Conclusions. In this study of patients with documented coronary artery disease, treatment with vitamin E was associated with fewer nonfatal MIs. However, neither cardiovascular deaths nor deaths from any cause were reduced in patients assigned to vitamin E. The number of patients who had an event was small, the duration of follow-up was short, and there were significant baseline differences between the groups. This trial provides only suggestive evidence of benefit from vitamin E and does not support an association between vitamin E and a reduced risk for cardiovascular death.
GISSI Prevenzione Investigators. Dietary supplementation with n-3 polyunsaturated fatty acids and vitamin E after myocardial infarction: results of the GISSI-Prevenzione trial. Lancet. 1999;354:447-55.
Objective. To determine the effects of vitamin E and n-3 polyunsaturated fatty acids on morbidity and mortality after an MI. (Only the effects of vitamin E are reviewed here.)
Design. Multicenter, open-label, randomized, controlled trial.
Patients. Patients who had had an MI within 3 months, had no contraindications to study medications, and did not have a poor short-term prognosis (e.g., overt heart failure).
Intervention. There were 5660 patients randomly assigned to receive 300 mg/day of vitamin E, and 5664 controls did not.
Results. Dietary intake of fish, fruit, vegetables, and olive oil as well as use of cardiovascular medications, including aspirin, b-blockers, angiotensive-converting enzyme inhibitors, and cholesterol-lowering drugs, were equivalent among the groups throughout the study. Vitamin E supplementation was not associated with a significant reduction in fatal events, nonfatal cardiovascular events, or the combination of fatal and nonfatal events. The most important results are shown in Table 2.
Conclusions.

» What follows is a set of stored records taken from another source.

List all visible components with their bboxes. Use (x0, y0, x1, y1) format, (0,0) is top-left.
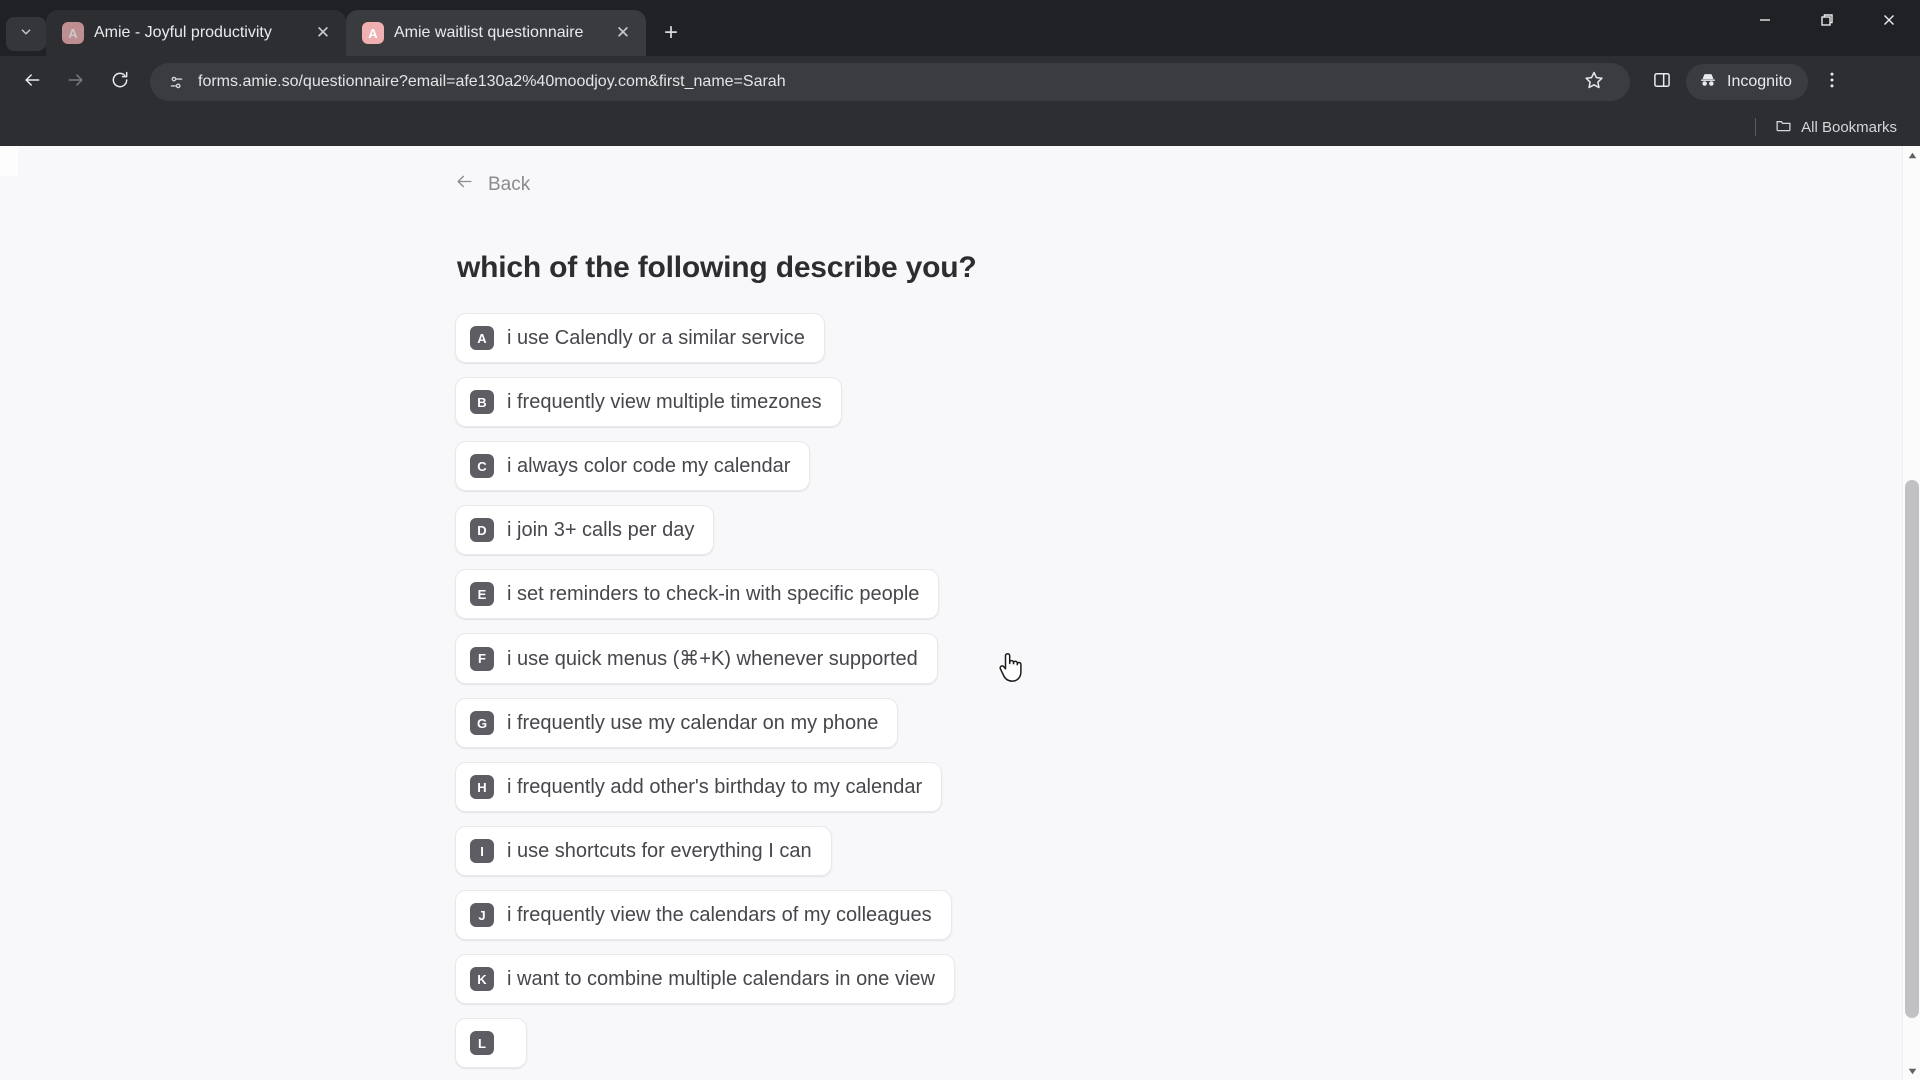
tab-title: Amie - Joyful productivity (94, 24, 272, 41)
option-key-badge: I (470, 839, 494, 863)
option-label: i frequently view multiple timezones (507, 390, 822, 413)
chevron-down-icon (19, 25, 33, 44)
tab-strip: A Amie - Joyful productivity ✕ A Amie wa… (0, 0, 1920, 56)
option-label: i want to combine multiple calendars in … (507, 967, 935, 990)
site-settings-icon[interactable] (166, 72, 186, 92)
amie-favicon-icon: A (362, 22, 384, 44)
bookmarks-bar: All Bookmarks (0, 108, 1920, 146)
option-label: i frequently view the calendars of my co… (507, 903, 932, 926)
option-c[interactable]: Ci always color code my calendar (455, 441, 811, 491)
page-viewport: Back which of the following describe you… (0, 146, 1920, 1080)
reload-icon (110, 70, 130, 95)
option-a[interactable]: Ai use Calendly or a similar service (455, 313, 825, 363)
star-icon (1584, 70, 1604, 95)
option-b[interactable]: Bi frequently view multiple timezones (455, 377, 842, 427)
triangle-down-icon (1908, 1062, 1917, 1080)
option-e[interactable]: Ei set reminders to check-in with specif… (455, 569, 940, 619)
side-panel-button[interactable] (1642, 62, 1682, 102)
option-key-badge: L (470, 1031, 494, 1055)
incognito-icon (1698, 70, 1718, 95)
questionnaire-content: Back which of the following describe you… (455, 146, 1455, 1068)
option-g[interactable]: Gi frequently use my calendar on my phon… (455, 698, 899, 748)
forward-button[interactable] (56, 62, 96, 102)
option-label: i frequently add other's birthday to my … (507, 775, 923, 798)
option-key-badge: A (470, 326, 494, 350)
option-f[interactable]: Fi use quick menus (⌘+K) whenever suppor… (455, 633, 938, 684)
back-button[interactable] (12, 62, 52, 102)
option-label: i join 3+ calls per day (507, 518, 695, 541)
tab-search-button[interactable] (6, 17, 46, 51)
browser-toolbar: forms.amie.so/questionnaire?email=afe130… (0, 56, 1920, 108)
questionnaire-page: Back which of the following describe you… (0, 146, 1902, 1080)
option-label: i always color code my calendar (507, 454, 791, 477)
tab-close-icon[interactable]: ✕ (310, 20, 336, 46)
tab-title: Amie waitlist questionnaire (394, 24, 584, 41)
page-left-edge-stub (0, 146, 18, 176)
new-tab-button[interactable]: + (654, 16, 688, 50)
incognito-indicator[interactable]: Incognito (1686, 64, 1808, 100)
option-i[interactable]: Ii use shortcuts for everything I can (455, 826, 832, 876)
option-label: i frequently use my calendar on my phone (507, 711, 879, 734)
option-key-badge: F (470, 646, 494, 671)
close-icon (1882, 13, 1896, 32)
url-text: forms.amie.so/questionnaire?email=afe130… (198, 73, 786, 90)
folder-icon (1775, 117, 1792, 138)
address-bar[interactable]: forms.amie.so/questionnaire?email=afe130… (150, 63, 1630, 101)
chrome-menu-button[interactable] (1812, 62, 1852, 102)
amie-favicon-icon: A (62, 22, 84, 44)
option-h[interactable]: Hi frequently add other's birthday to my… (455, 762, 943, 812)
option-d[interactable]: Di join 3+ calls per day (455, 505, 715, 555)
back-link[interactable]: Back (455, 172, 530, 197)
scroll-down-button[interactable] (1903, 1062, 1920, 1080)
option-label: i set reminders to check-in with specifi… (507, 582, 920, 605)
option-key-badge: J (470, 903, 494, 927)
arrow-right-icon (66, 70, 86, 95)
option-key-badge: G (470, 711, 494, 735)
bookmarks-divider (1755, 118, 1757, 136)
scrollbar-thumb[interactable] (1905, 480, 1919, 1018)
triangle-up-icon (1908, 146, 1917, 164)
option-label: i use shortcuts for everything I can (507, 839, 812, 862)
incognito-label: Incognito (1727, 73, 1792, 90)
all-bookmarks-button[interactable]: All Bookmarks (1766, 113, 1906, 142)
all-bookmarks-label: All Bookmarks (1801, 118, 1897, 136)
more-vertical-icon (1822, 70, 1842, 95)
minimize-button[interactable] (1734, 0, 1796, 44)
maximize-restore-button[interactable] (1796, 0, 1858, 44)
restore-icon (1820, 13, 1834, 32)
option-key-badge: C (470, 454, 494, 478)
option-list: Ai use Calendly or a similar service Bi f… (455, 313, 1455, 1068)
page-title: which of the following describe you? (457, 251, 977, 284)
scroll-up-button[interactable] (1903, 146, 1920, 164)
option-key-badge: D (470, 518, 494, 542)
option-key-badge: H (470, 775, 494, 799)
browser-window: A Amie - Joyful productivity ✕ A Amie wa… (0, 0, 1920, 1080)
reload-button[interactable] (100, 62, 140, 102)
page-scrollbar[interactable] (1902, 146, 1920, 1080)
tab-close-icon[interactable]: ✕ (610, 20, 636, 46)
window-controls (1734, 0, 1920, 44)
arrow-left-icon (455, 172, 474, 197)
option-key-badge: B (470, 390, 494, 414)
minimize-icon (1758, 13, 1772, 32)
option-j[interactable]: Ji frequently view the calendars of my c… (455, 890, 952, 940)
option-key-badge: K (470, 967, 494, 991)
option-label: i use Calendly or a similar service (507, 326, 805, 349)
option-k[interactable]: Ki want to combine multiple calendars in… (455, 954, 955, 1004)
option-key-badge: E (470, 582, 494, 606)
bookmark-star-button[interactable] (1574, 62, 1614, 102)
side-panel-icon (1652, 70, 1672, 95)
close-window-button[interactable] (1858, 0, 1920, 44)
arrow-left-icon (22, 70, 42, 95)
back-link-label: Back (488, 173, 531, 195)
option-l[interactable]: L (455, 1018, 527, 1068)
option-label: i use quick menus (⌘+K) whenever support… (507, 648, 918, 670)
browser-tab-2[interactable]: A Amie waitlist questionnaire ✕ (346, 10, 646, 56)
browser-tab-1[interactable]: A Amie - Joyful productivity ✕ (46, 10, 346, 56)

Vitamin E, 300 mg daily, used as secondary prevention after an MI was not beneficial. Patients can safely be advised to avoid vitamin E supplementation.
The Heart Outcomes Prevention Evaluation (HOPE) Study Investigators. Vitamin E supplementation and cardiovascular events in high-risk patients. N Engl J Med. 2000;342:154-60.
Objective. To evaluate whether a high dose of vitamin E would reduce adverse cardiovascular outcomes in patients at high risk for such events.
Design. Multicenter, placebo-controlled, double-blind, randomized trial.
Patients. Patients were included if they were at least 55 years of age; had a history of coronary artery disease, stroke, or peripheral vascular disease; or had diabetes and at least one other risk factor (hypertension, elevated total cholesterol levels, low high-density lipoprotein cholesterol levels, a smoking habit, or microalbuminuria).
Intervention. Patients were assigned to receive either 400 IU of vitamin E from natural sources or placebo each day for 4 to 6 years.
Results. Mean follow-up was 4.5 years. Patients taking vitamin E had no reduction in any primary outcome (stroke, MI, death from a cardiovascular cause, or the composite of these outcomes). All-cause mortality was not reduced in patients taking vitamin E. See Table 3 for the key results.
Furthermore, vitamin E did not reduce the incidence of secondary outcomes: hospitalizations for unstable angina, hospitalization for heart failure, revascularizations or limb amputations, new-onset angina, and microvascular diabetic complications. No outcome showed any trend toward benefit from vitamin E.
Conclusions. In a population at increased risk for adverse cardiovascular outcomes, daily intake of highly bioavailable vitamin E, 400 IU/day, conferred no benefit. Patients can be advised that vitamin E intake does not reduce cardiovascular events and can safely be avoided.